Before the cherub program, I had grown accustomed to answering to the name of my identical twin sister, Sarah, as well as “Sarabecca,” a fusion of our names created by our parents when we were babies that has stuck to this day. Not only do I share this nickname with my sister Sarah, but I share just about everything else with her. My clothes, my room, my birthday –- calling these things “mine” may not be completely accurate.
While Sarah was crunching numbers at an engineering camp, I was studying journalism at Medill. Since the time we were crammed in a womb together for nine months, we had never truly been separated until this summer.
It didn’t hit me until I entered my single dorm room in East Fairchild on June 26. There was not another bed stacked on top of mine. For the first time in my young-adult life, I was just Rebecca. Would other cherubs find me interesting without my better half?

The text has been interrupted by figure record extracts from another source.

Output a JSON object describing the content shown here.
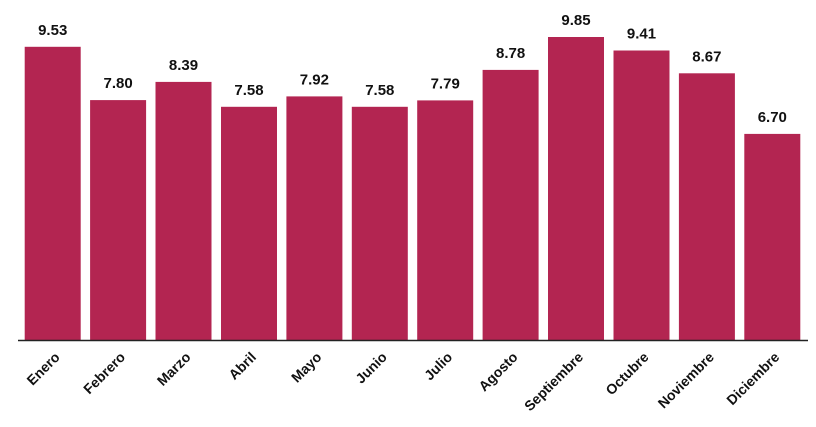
{
  "chart_data": {
    "type": "bar",
    "categories": [
      "Enero",
      "Febrero",
      "Marzo",
      "Abril",
      "Mayo",
      "Junio",
      "Julio",
      "Agosto",
      "Septiembre",
      "Octubre",
      "Noviembre",
      "Diciembre"
    ],
    "values": [
      9.53,
      7.8,
      8.39,
      7.58,
      7.92,
      7.58,
      7.79,
      8.78,
      9.85,
      9.41,
      8.67,
      6.7
    ],
    "value_labels": [
      "9.53",
      "7.80",
      "8.39",
      "7.58",
      "7.92",
      "7.58",
      "7.79",
      "8.78",
      "9.85",
      "9.41",
      "8.67",
      "6.70"
    ],
    "title": "",
    "xlabel": "",
    "ylabel": "",
    "ylim": [
      0,
      10.8
    ],
    "grid": false,
    "legend": "none",
    "bar_color": "#B32551",
    "axis_color": "#222222"
  }
}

To my surprise, my debut as “just Rebecca” could not have gone better. This summer, I grew as a journalist in ways I never thought I could, in ways that my sister has not and most likely will not. I befriended journalists from across the country and the world. I overcame rotating rewrites, grueling interviews and trend stories. While I couldn’t always turn to my sister when stress piled up, I had fellow aspiring journalists who have become some of the closest friends I will ever have.
Sarah will always be my best friend, but now I’m glad to say I’ve made 83 more.